Computation Dosimetry of Radioligand Therapy Using Spatial Transcriptomics
Abstract
Purpose
Numerous radioligand therapy (RLT) agents are under various stages of development for treating late-stage cancers. We developed a computational methodology for identifying promising targets for RLT based on spatial transcriptomics analysis of tumor tissue.
Methods
Gene expression maps were captured by digital molecular barcoding on 14 ovarian cancer specimens. Each 2D map represents a 6.5 x 6.5 mm area of tissue, in which the spatial expression profile of 6000 genes is annotated. A second dataset representing gene expression in 3D (19 slices; 10 µm per slice) within a metastatic node was also obtained. Cells within the tissue are categorized by type. Radiation dose distribution is calculated by 2D convolution of radioligand distribution (assumed to mirror target expression) with the dose-point kernel for 177Lu. Injected dose is set to achieve an average dose of 100 Gy in a reference patient. Tumor cell kill is estimated based on a linear radiosensitivity dose response model.
Results
Radiation dose (in units of Gy) was estimated at the level of single cancer cells, allowing for relative comparisons between different patients, injected doses, targets, and radioisotopes.
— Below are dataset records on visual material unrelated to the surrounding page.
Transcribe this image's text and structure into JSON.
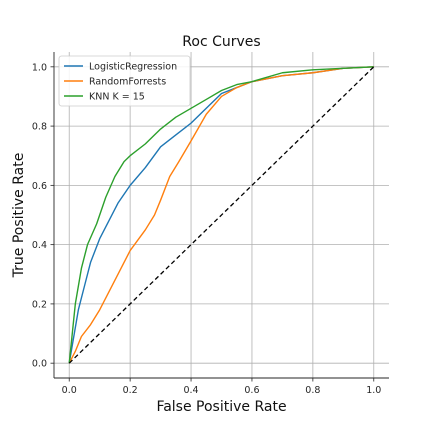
{
  "chart_data": {
    "type": "line",
    "title": "Roc Curves",
    "xlabel": "False Positive Rate",
    "ylabel": "True Positive Rate",
    "xlim": [
      -0.05,
      1.05
    ],
    "ylim": [
      -0.05,
      1.05
    ],
    "xticks": [
      "0.0",
      "0.2",
      "0.4",
      "0.6",
      "0.8",
      "1.0"
    ],
    "yticks": [
      "0.0",
      "0.2",
      "0.4",
      "0.6",
      "0.8",
      "1.0"
    ],
    "grid": true,
    "legend_position": "top-left",
    "series": [
      {
        "name": "LogisticRegression",
        "color": "#1f77b4",
        "x": [
          0.0,
          0.01,
          0.02,
          0.03,
          0.05,
          0.07,
          0.1,
          0.13,
          0.16,
          0.2,
          0.25,
          0.3,
          0.35,
          0.4,
          0.45,
          0.5,
          0.55,
          0.6,
          0.7,
          0.8,
          0.9,
          1.0
        ],
        "y": [
          0.0,
          0.06,
          0.12,
          0.18,
          0.26,
          0.34,
          0.42,
          0.48,
          0.54,
          0.6,
          0.66,
          0.73,
          0.77,
          0.81,
          0.86,
          0.91,
          0.93,
          0.95,
          0.97,
          0.98,
          0.995,
          1.0
        ]
      },
      {
        "name": "RandomForrests",
        "color": "#ff7f0e",
        "x": [
          0.0,
          0.02,
          0.04,
          0.07,
          0.1,
          0.13,
          0.16,
          0.2,
          0.25,
          0.28,
          0.3,
          0.33,
          0.36,
          0.4,
          0.45,
          0.5,
          0.55,
          0.6,
          0.7,
          0.8,
          0.9,
          1.0
        ],
        "y": [
          0.0,
          0.04,
          0.09,
          0.13,
          0.18,
          0.24,
          0.3,
          0.38,
          0.45,
          0.5,
          0.55,
          0.63,
          0.68,
          0.75,
          0.84,
          0.9,
          0.93,
          0.95,
          0.97,
          0.98,
          0.995,
          1.0
        ]
      },
      {
        "name": "KNN K = 15",
        "color": "#2ca02c",
        "x": [
          0.0,
          0.01,
          0.02,
          0.04,
          0.06,
          0.09,
          0.12,
          0.15,
          0.18,
          0.2,
          0.25,
          0.3,
          0.35,
          0.4,
          0.45,
          0.5,
          0.55,
          0.6,
          0.7,
          0.8,
          0.9,
          1.0
        ],
        "y": [
          0.0,
          0.1,
          0.2,
          0.32,
          0.4,
          0.47,
          0.56,
          0.63,
          0.68,
          0.7,
          0.74,
          0.79,
          0.83,
          0.86,
          0.89,
          0.92,
          0.94,
          0.95,
          0.98,
          0.99,
          0.995,
          1.0
        ]
      },
      {
        "name": "",
        "color": "#000000",
        "dashed": true,
        "x": [
          0.0,
          1.0
        ],
        "y": [
          0.0,
          1.0
        ]
      }
    ]
  }
}
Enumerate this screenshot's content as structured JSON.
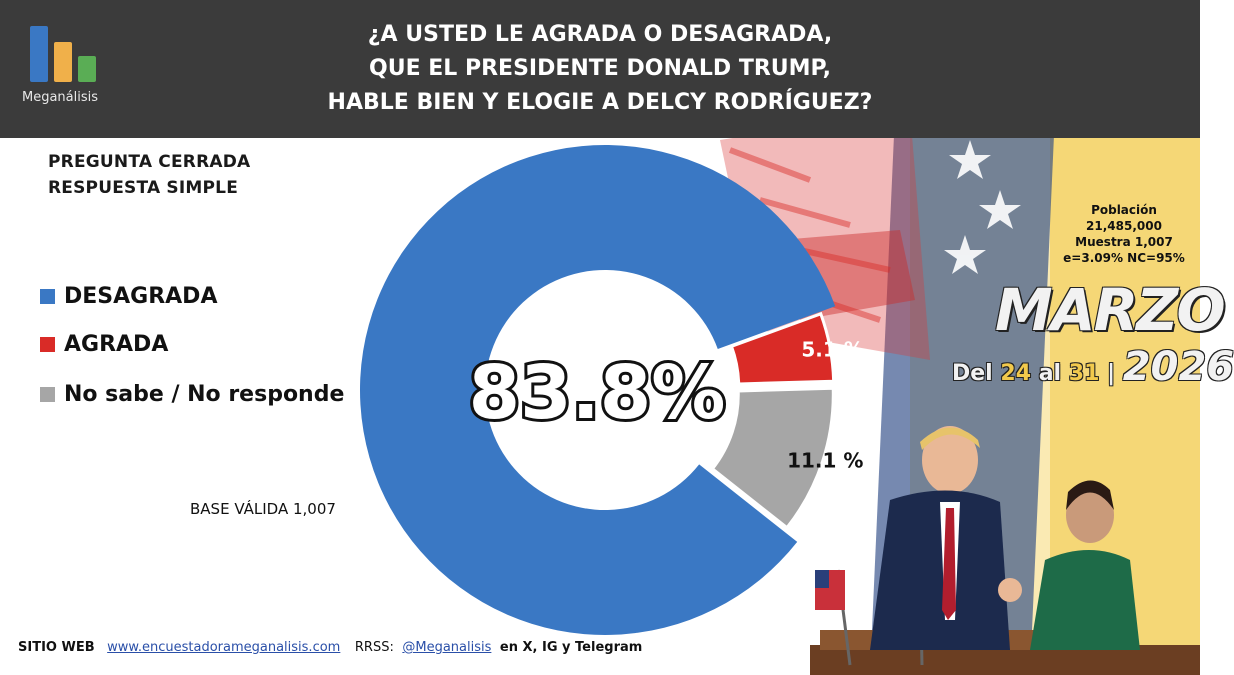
{
  "header": {
    "logo_text": "Meganálisis",
    "title_lines": [
      "¿A USTED LE AGRADA O DESAGRADA,",
      "QUE EL PRESIDENTE DONALD TRUMP,",
      "HABLE BIEN Y ELOGIE A DELCY RODRÍGUEZ?"
    ]
  },
  "question_type": {
    "line1": "PREGUNTA  CERRADA",
    "line2": "RESPUESTA SIMPLE"
  },
  "legend": [
    {
      "label": "DESAGRADA",
      "color": "#3a78c4"
    },
    {
      "label": "AGRADA",
      "color": "#d92b27"
    },
    {
      "label": "No sabe / No responde",
      "color": "#a6a6a6"
    }
  ],
  "base": "BASE VÁLIDA 1,007",
  "chart_data": {
    "type": "pie",
    "donut": true,
    "categories": [
      "DESAGRADA",
      "AGRADA",
      "No sabe / No responde"
    ],
    "values": [
      83.8,
      5.1,
      11.1
    ],
    "colors": [
      "#3a78c4",
      "#d92b27",
      "#a6a6a6"
    ],
    "center_label": "83.8%",
    "data_labels": [
      "",
      "5.1 %",
      "11.1 %"
    ],
    "legend_position": "left"
  },
  "sample": {
    "line1": "Población",
    "line2": "21,485,000",
    "line3": "Muestra 1,007",
    "line4": "e=3.09%  NC=95%"
  },
  "period": {
    "month": "MARZO",
    "prefix": "Del",
    "day_from": "24",
    "mid": "al",
    "day_to": "31",
    "sep": "|",
    "year": "2026"
  },
  "footer": {
    "web_label": "SITIO WEB",
    "web_url": "www.encuestadorameganalisis.com",
    "rrss_label": "RRSS:",
    "handle": "@Meganalisis",
    "networks": "en X, IG y Telegram"
  },
  "colors": {
    "header_bg": "#3b3b3b",
    "logo_blue": "#3a78c4",
    "logo_orange": "#f0b04a",
    "logo_green": "#5aad55"
  }
}
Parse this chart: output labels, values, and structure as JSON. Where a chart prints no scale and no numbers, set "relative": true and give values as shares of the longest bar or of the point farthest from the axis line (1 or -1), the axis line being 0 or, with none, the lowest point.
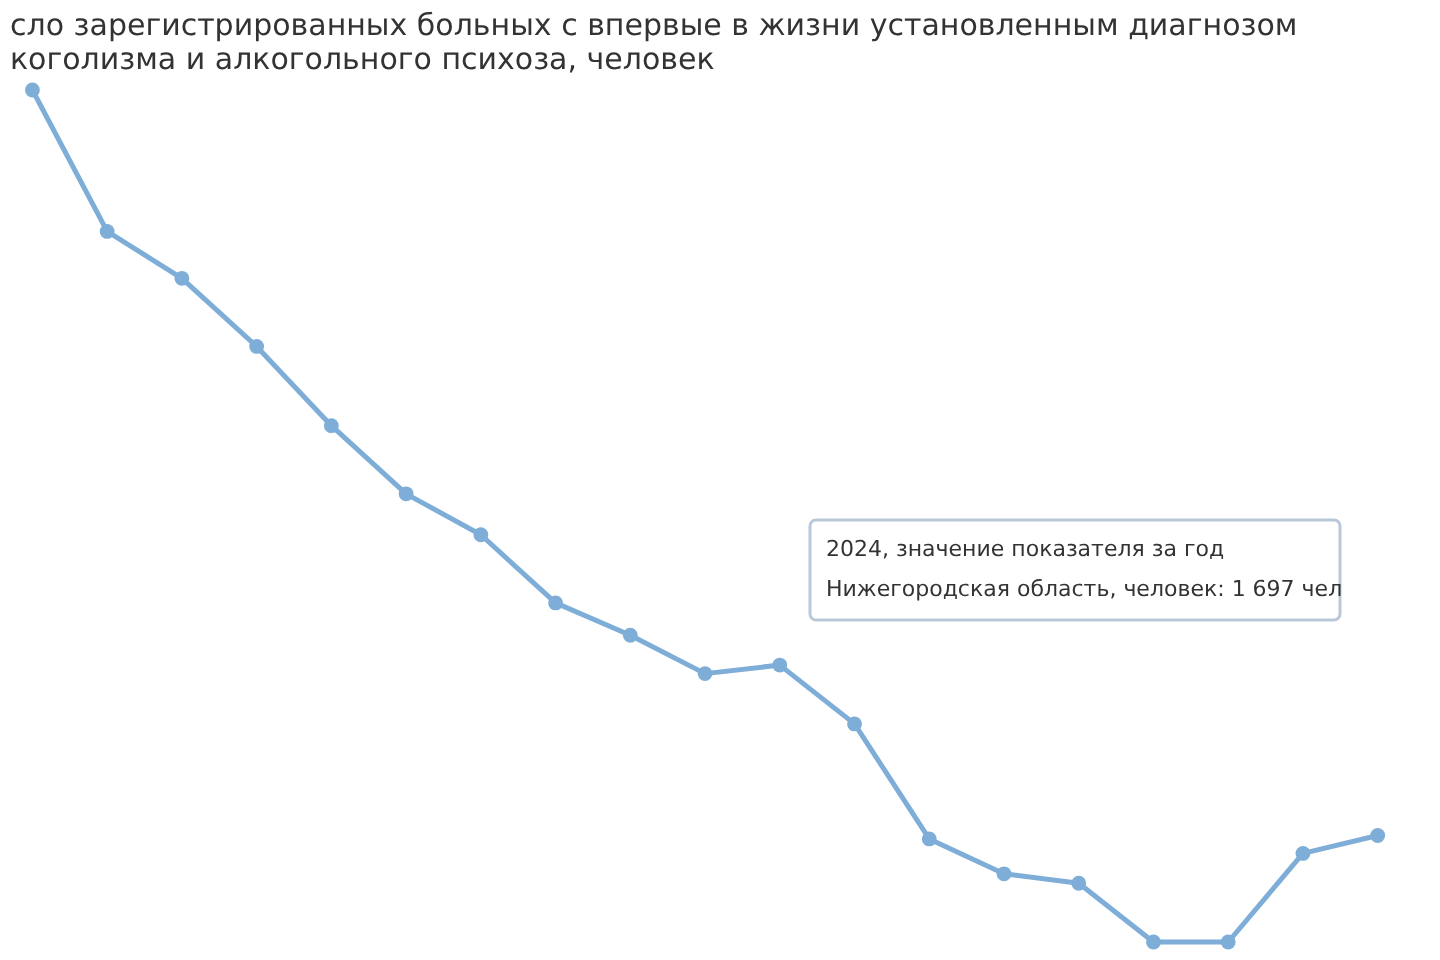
{
  "chart_data": {
    "type": "line",
    "relative": true,
    "title": [
      "сло зарегистрированных больных с впервые в жизни установленным диагнозом",
      "коголизма и алкогольного психоза, человек"
    ],
    "categories": [
      null,
      null,
      null,
      null,
      null,
      null,
      null,
      null,
      null,
      null,
      null,
      null,
      null,
      null,
      null,
      null,
      null,
      null,
      null
    ],
    "series": [
      {
        "color": "#7eaed8",
        "values": [
          1.0,
          0.834,
          0.779,
          0.699,
          0.606,
          0.526,
          0.478,
          0.398,
          0.36,
          0.315,
          0.325,
          0.256,
          0.121,
          0.08,
          0.069,
          0,
          0,
          0.104,
          0.125
        ]
      }
    ],
    "annotations": [
      "2024, значение показателя за год",
      "Нижегородская область, человек: 1 697 чел"
    ],
    "marker": "circle",
    "line_style": "solid",
    "legend": false,
    "tick_labels": false
  }
}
Tumor cell kill >95% was used as a metric to identify promising targets. Mixtures of 2 or 3 ligands were also optimized to maximize response over the entire cohort. Analysis of the 3D dataset, which allowed for more accurate dose calculation, suggest that 2D methods are reasonably accurate.
Conclusion
Spatial transcriptomics data can provide a biological rationale to guide the development of RLT agents. Given the high cost of ligand discovery and drug trials, this computational approach could help narrow down the field of potential candidates, accounting for the microscopic distribution of the molecular target relative to the cancer deposits. It also provides a valuable framework for optimizing combination agent therapy or comparing the efficacy of different radioisotopes.